Por fim, queremos dedicar este artigo a todas as tribos juvenis, mas especialmente ao Padre Gisley, Assessor Nacional do Setor Juventude da CNBB e líder do movimento “Juventude em Marcha contra a Violência”, morto dia 15 de junho deste ano, por 4 jovens que queriam roubar seu automóvel, um deles com menos de 18 anos...

É irônico que uma liderança engajada na luta contra a redução da maioridade penal tenha morrido assim. Mas o pior é que o fato virou argumento a favor dos reducionistas. Oremos para que os nossos jovens consigam se desvencilhar desta armadilha e que a morte de Padre Gisley não tenha sido em vão.

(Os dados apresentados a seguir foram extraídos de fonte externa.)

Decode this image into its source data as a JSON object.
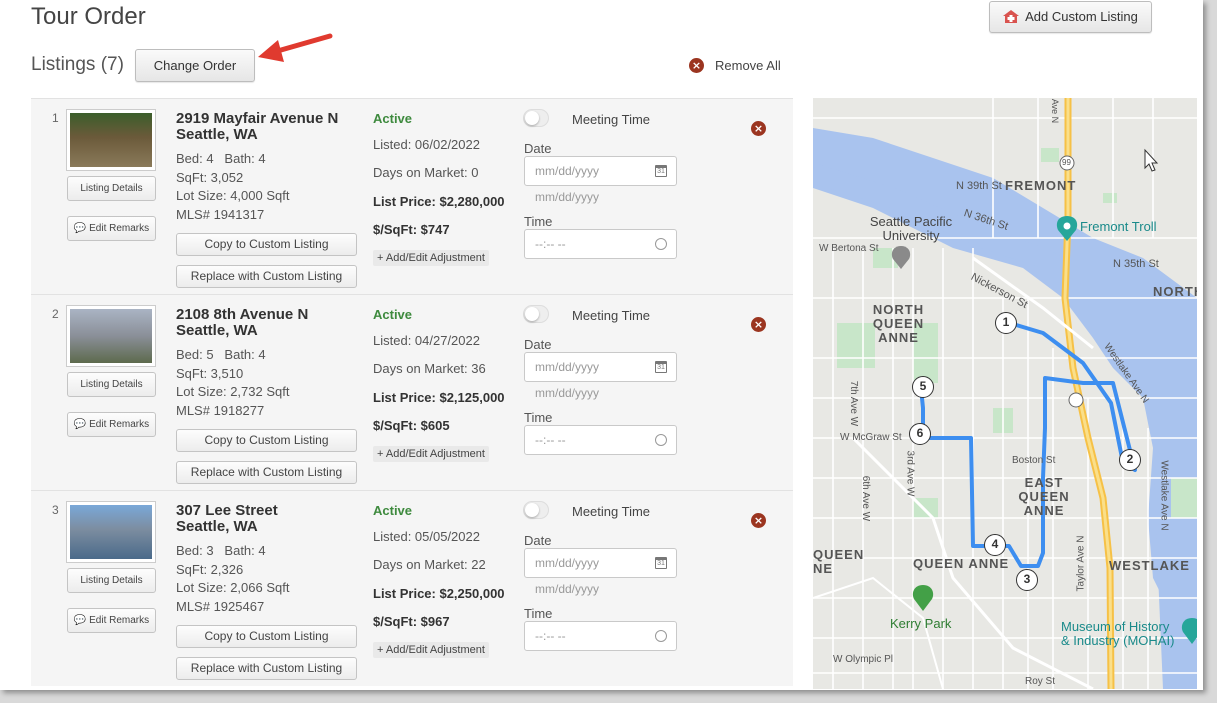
{
  "header": {
    "title": "Tour Order",
    "add_custom_listing": "Add Custom Listing",
    "listings_label": "Listings (7)",
    "change_order": "Change Order",
    "remove_all": "Remove All"
  },
  "listing_buttons": {
    "details": "Listing Details",
    "remarks": "Edit Remarks",
    "copy": "Copy to Custom Listing",
    "replace": "Replace with Custom Listing",
    "adjustment": "+ Add/Edit Adjustment",
    "meeting_time": "Meeting Time",
    "date_label": "Date",
    "time_label": "Time",
    "date_placeholder": "mm/dd/yyyy",
    "date_hint": "mm/dd/yyyy",
    "time_placeholder": "--:-- --"
  },
  "listings": [
    {
      "index": "1",
      "street": "2919 Mayfair Avenue N",
      "city": "Seattle, WA",
      "bed_bath": "Bed: 4   Bath: 4",
      "sqft": "SqFt: 3,052",
      "lot": "Lot Size: 4,000 Sqft",
      "mls": "MLS# 1941317",
      "status": "Active",
      "listed": "Listed: 06/02/2022",
      "dom": "Days on Market: 0",
      "price": "List Price: $2,280,000",
      "ppsf": "$/SqFt: $747"
    },
    {
      "index": "2",
      "street": "2108 8th Avenue N",
      "city": "Seattle, WA",
      "bed_bath": "Bed: 5   Bath: 4",
      "sqft": "SqFt: 3,510",
      "lot": "Lot Size: 2,732 Sqft",
      "mls": "MLS# 1918277",
      "status": "Active",
      "listed": "Listed: 04/27/2022",
      "dom": "Days on Market: 36",
      "price": "List Price: $2,125,000",
      "ppsf": "$/SqFt: $605"
    },
    {
      "index": "3",
      "street": "307 Lee Street",
      "city": "Seattle, WA",
      "bed_bath": "Bed: 3   Bath: 4",
      "sqft": "SqFt: 2,326",
      "lot": "Lot Size: 2,066 Sqft",
      "mls": "MLS# 1925467",
      "status": "Active",
      "listed": "Listed: 05/05/2022",
      "dom": "Days on Market: 22",
      "price": "List Price: $2,250,000",
      "ppsf": "$/SqFt: $967"
    }
  ],
  "map": {
    "labels": {
      "fremont": "FREMONT",
      "n39": "N 39th St",
      "n36": "N 36th St",
      "n35": "N 35th St",
      "fremont_troll": "Fremont Troll",
      "spu": "Seattle Pacific University",
      "bertona": "W Bertona St",
      "nickerson": "Nickerson St",
      "north_qa": "NORTH QUEEN ANNE",
      "north": "NORTH",
      "westlake_ave": "Westlake Ave N",
      "mcgraw": "W McGraw St",
      "boston": "Boston St",
      "east_qa": "EAST QUEEN ANNE",
      "queen_anne": "QUEEN ANNE",
      "queen_left": "QUEEN NE",
      "westlake": "WESTLAKE",
      "kerry": "Kerry Park",
      "mohai": "Museum of History & Industry (MOHAI)",
      "olympic": "W Olympic Pl",
      "roy": "Roy St",
      "ave7": "7th Ave W",
      "ave6": "6th Ave W",
      "ave3": "3rd Ave W",
      "taylor": "Taylor Ave N",
      "westlake_n": "Westlake Ave N",
      "route99": "99",
      "ave_n": "Ave N",
      "sidewalk_st": "rson St"
    },
    "stops": [
      "1",
      "2",
      "3",
      "4",
      "5",
      "6"
    ],
    "route_color": "#3d8ef0"
  },
  "colors": {
    "active": "#3e8a3e",
    "remove": "#9b3520",
    "arrow": "#e03a2f"
  }
}
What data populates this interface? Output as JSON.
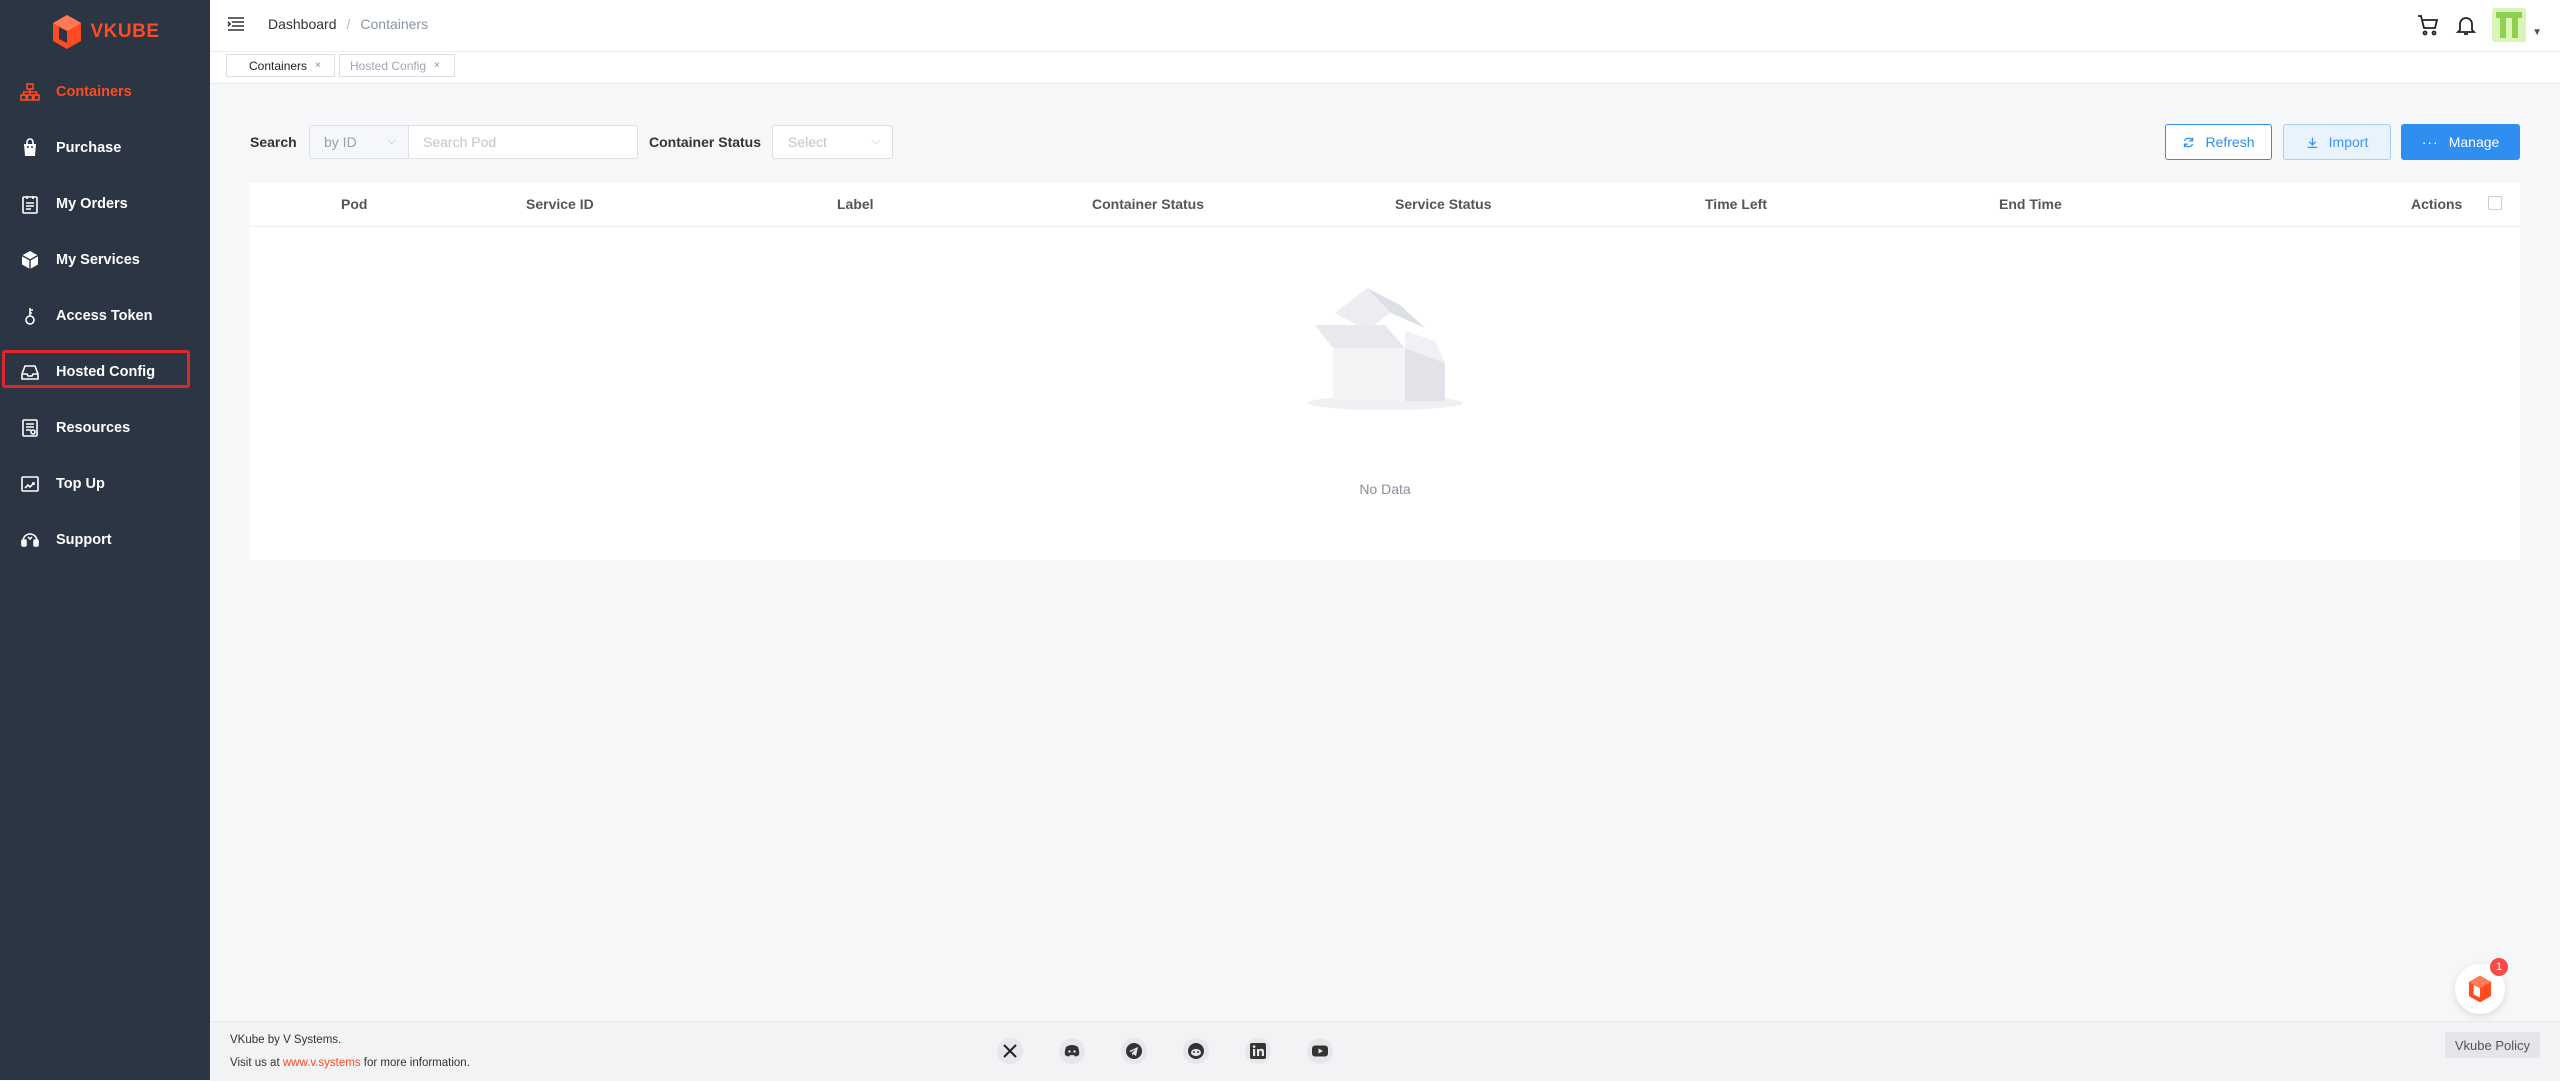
{
  "brand": {
    "name": "VKUBE"
  },
  "sidebar": {
    "items": [
      {
        "label": "Containers",
        "icon": "sitemap-icon",
        "active": true
      },
      {
        "label": "Purchase",
        "icon": "shopping-bag-icon"
      },
      {
        "label": "My Orders",
        "icon": "clipboard-icon"
      },
      {
        "label": "My Services",
        "icon": "cube-icon"
      },
      {
        "label": "Access Token",
        "icon": "key-icon"
      },
      {
        "label": "Hosted Config",
        "icon": "inbox-icon",
        "highlighted": true
      },
      {
        "label": "Resources",
        "icon": "document-icon"
      },
      {
        "label": "Top Up",
        "icon": "top-up-icon"
      },
      {
        "label": "Support",
        "icon": "headset-icon"
      }
    ]
  },
  "header": {
    "breadcrumb": {
      "home": "Dashboard",
      "separator": "/",
      "current": "Containers"
    }
  },
  "tabs": [
    {
      "label": "Containers",
      "close": "×"
    },
    {
      "label": "Hosted Config",
      "close": "×"
    }
  ],
  "toolbar": {
    "search_label": "Search",
    "search_by": "by ID",
    "search_placeholder": "Search Pod",
    "status_label": "Container Status",
    "status_placeholder": "Select",
    "refresh_label": "Refresh",
    "import_label": "Import",
    "manage_label": "Manage"
  },
  "table": {
    "columns": [
      "Pod",
      "Service ID",
      "Label",
      "Container Status",
      "Service Status",
      "Time Left",
      "End Time",
      "Actions"
    ],
    "empty_text": "No Data"
  },
  "footer": {
    "line1": "VKube by V Systems.",
    "line2_prefix": "Visit us at ",
    "line2_link": "www.v.systems",
    "line2_suffix": " for more information.",
    "social": [
      "x-icon",
      "discord-icon",
      "telegram-icon",
      "reddit-icon",
      "linkedin-icon",
      "youtube-icon"
    ],
    "policy": "Vkube Policy"
  },
  "chat": {
    "badge": "1"
  },
  "colors": {
    "accent": "#ff4b22",
    "primary": "#2f8ef0",
    "sidebar_bg": "#2b3544",
    "highlight_border": "#e1262a"
  }
}
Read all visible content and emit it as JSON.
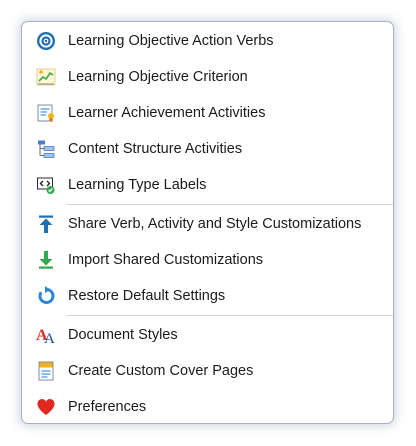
{
  "menu": {
    "items": [
      {
        "label": "Learning Objective Action Verbs",
        "icon": "target-icon"
      },
      {
        "label": "Learning Objective Criterion",
        "icon": "line-chart-icon"
      },
      {
        "label": "Learner Achievement Activities",
        "icon": "certificate-icon"
      },
      {
        "label": "Content Structure Activities",
        "icon": "tree-structure-icon"
      },
      {
        "label": "Learning Type Labels",
        "icon": "code-tag-check-icon"
      },
      {
        "label": "Share Verb, Activity and Style Customizations",
        "icon": "upload-arrow-icon"
      },
      {
        "label": "Import Shared Customizations",
        "icon": "download-arrow-icon"
      },
      {
        "label": "Restore Default Settings",
        "icon": "restore-icon"
      },
      {
        "label": "Document Styles",
        "icon": "text-styles-icon"
      },
      {
        "label": "Create Custom Cover Pages",
        "icon": "cover-page-icon"
      },
      {
        "label": "Preferences",
        "icon": "heart-icon"
      }
    ]
  },
  "colors": {
    "target": "#1f6fb2",
    "upload": "#1f6fb2",
    "download": "#2eaa4a",
    "restore": "#2f86d6",
    "heart": "#e0281e",
    "check": "#2eaa4a"
  }
}
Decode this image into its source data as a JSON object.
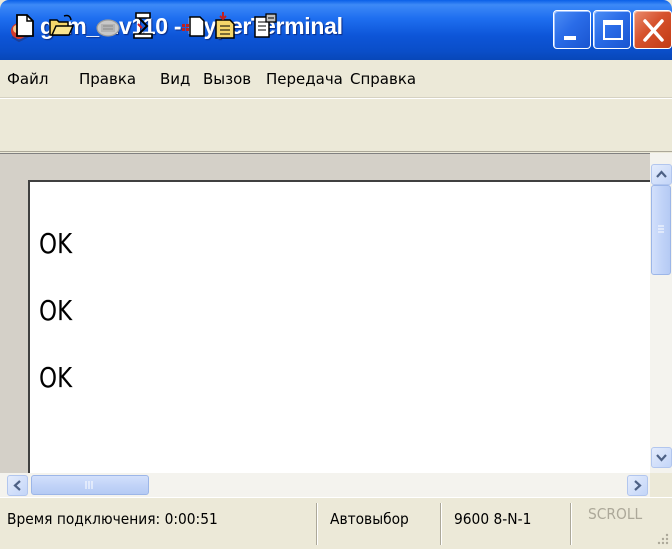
{
  "window": {
    "title": "gsm_mv110 - HyperTerminal",
    "icon": "hyperterminal-icon",
    "controls": [
      "minimize-icon",
      "maximize-icon",
      "close-icon"
    ]
  },
  "menu": {
    "items": [
      {
        "label": "Файл"
      },
      {
        "label": "Правка"
      },
      {
        "label": "Вид"
      },
      {
        "label": "Вызов"
      },
      {
        "label": "Передача"
      },
      {
        "label": "Справка"
      }
    ]
  },
  "toolbar": {
    "buttons": [
      {
        "icon": "new-document-icon"
      },
      {
        "icon": "open-folder-icon"
      },
      {
        "icon": "call-icon"
      },
      {
        "icon": "disconnect-icon"
      },
      {
        "icon": "send-file-icon"
      },
      {
        "icon": "receive-file-icon"
      },
      {
        "icon": "properties-icon"
      }
    ]
  },
  "terminal": {
    "lines": [
      "OK",
      "OK",
      "OK"
    ]
  },
  "status": {
    "connect_time": "Время подключения: 0:00:51",
    "detect": "Автовыбор",
    "port_settings": "9600 8-N-1",
    "scroll": "SCROLL"
  },
  "colors": {
    "titlebar": "#0a4ec9",
    "chrome": "#ece9d8",
    "terminal_bg": "#ffffff",
    "scroll_disabled_text": "#aca899"
  }
}
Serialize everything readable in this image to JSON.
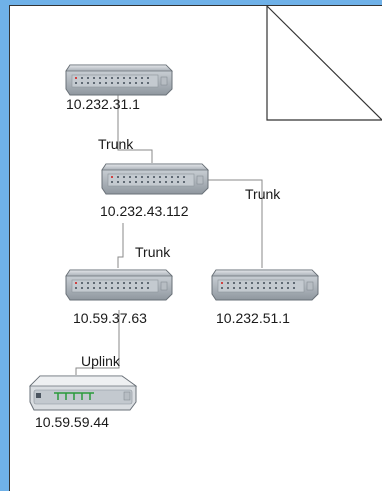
{
  "diagram": {
    "devices": [
      {
        "id": "sw-top",
        "ip": "10.232.31.1",
        "icon": "network-switch-icon"
      },
      {
        "id": "sw-core",
        "ip": "10.232.43.112",
        "icon": "network-switch-icon"
      },
      {
        "id": "sw-left",
        "ip": "10.59.37.63",
        "icon": "network-switch-icon"
      },
      {
        "id": "sw-right",
        "ip": "10.232.51.1",
        "icon": "network-switch-icon"
      },
      {
        "id": "router",
        "ip": "10.59.59.44",
        "icon": "router-icon"
      }
    ],
    "links": [
      {
        "from": "sw-top",
        "to": "sw-core",
        "label": "Trunk"
      },
      {
        "from": "sw-core",
        "to": "sw-right",
        "label": "Trunk"
      },
      {
        "from": "sw-core",
        "to": "sw-left",
        "label": "Trunk"
      },
      {
        "from": "sw-left",
        "to": "router",
        "label": "Uplink"
      }
    ]
  },
  "colors": {
    "background": "#6fb1e8",
    "page": "#ffffff",
    "line": "#808080"
  }
}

[1] POSSATO JR., José Luiz: Entreter ou controlar?. Disponível em; http://osperegrinos.blogspot.com/2009/08/entreter-ou-controlar.html. Acesso em: 02/09/2009.
[2] Ver Intr. de DICK, Hilário. Gritos Silenciados, mas Evidentes – Jovens Construindo Juventude na História, pág. 13 a 27. Ed. Loyola, São Paulo, Brasil, 2003.
[3] Citado no artigo de SINGER, Paul: A Juventude como Coorte. Ver em: ABRAMO, Helena Wendel e MARTONI BRANCO, Pedro Paulo: Retratos da Juventude Brasileira, pág. 29. Ed. Fundação Perseu Abramo, São Paulo, Brasil, 2005.
[4] Os dados foram extraídos do artigo de SINGER, Paul: A Juventude como Coorte, op. cit., pág. 27 a 35. Os parênteses são nossos.
[5] Citado no artigo de SINGER, Paul, op. cit., pág. 35 – 1º parágrafo.
[6] Citado no artigo de SINGER, Paul, op. cit., pág. 35 – 4º parágrafo.
[7] Confira o artigo de RODRIGUES, Solange dos Santos: Nova Trindade – Busca, Fé e Questionamento. In: Revista Ciência & Vida – Sociologia: Especial sobre Juventude Brasileira, ano1 nº 2, pág. 64 a 73. Ed. Escala, São Paulo, Brasil, 2009.
[8] Ver: BOHN GASS, Ildo. Uma Introdução à Bíblia – Formação do Império de Davi e Salomão. Ed. CEBI, São Leopoldo, Brasil, 2003.
[9] Ver: BOHN GASS, Ildo. Uma Introdução à Bíblia – Período Grego e Vida de Jesus. Ed. CEBI, São Leopoldo, Brasil, 2005.
[10] Utilizamos a tradução da BÍBLIA JERUSALÉM.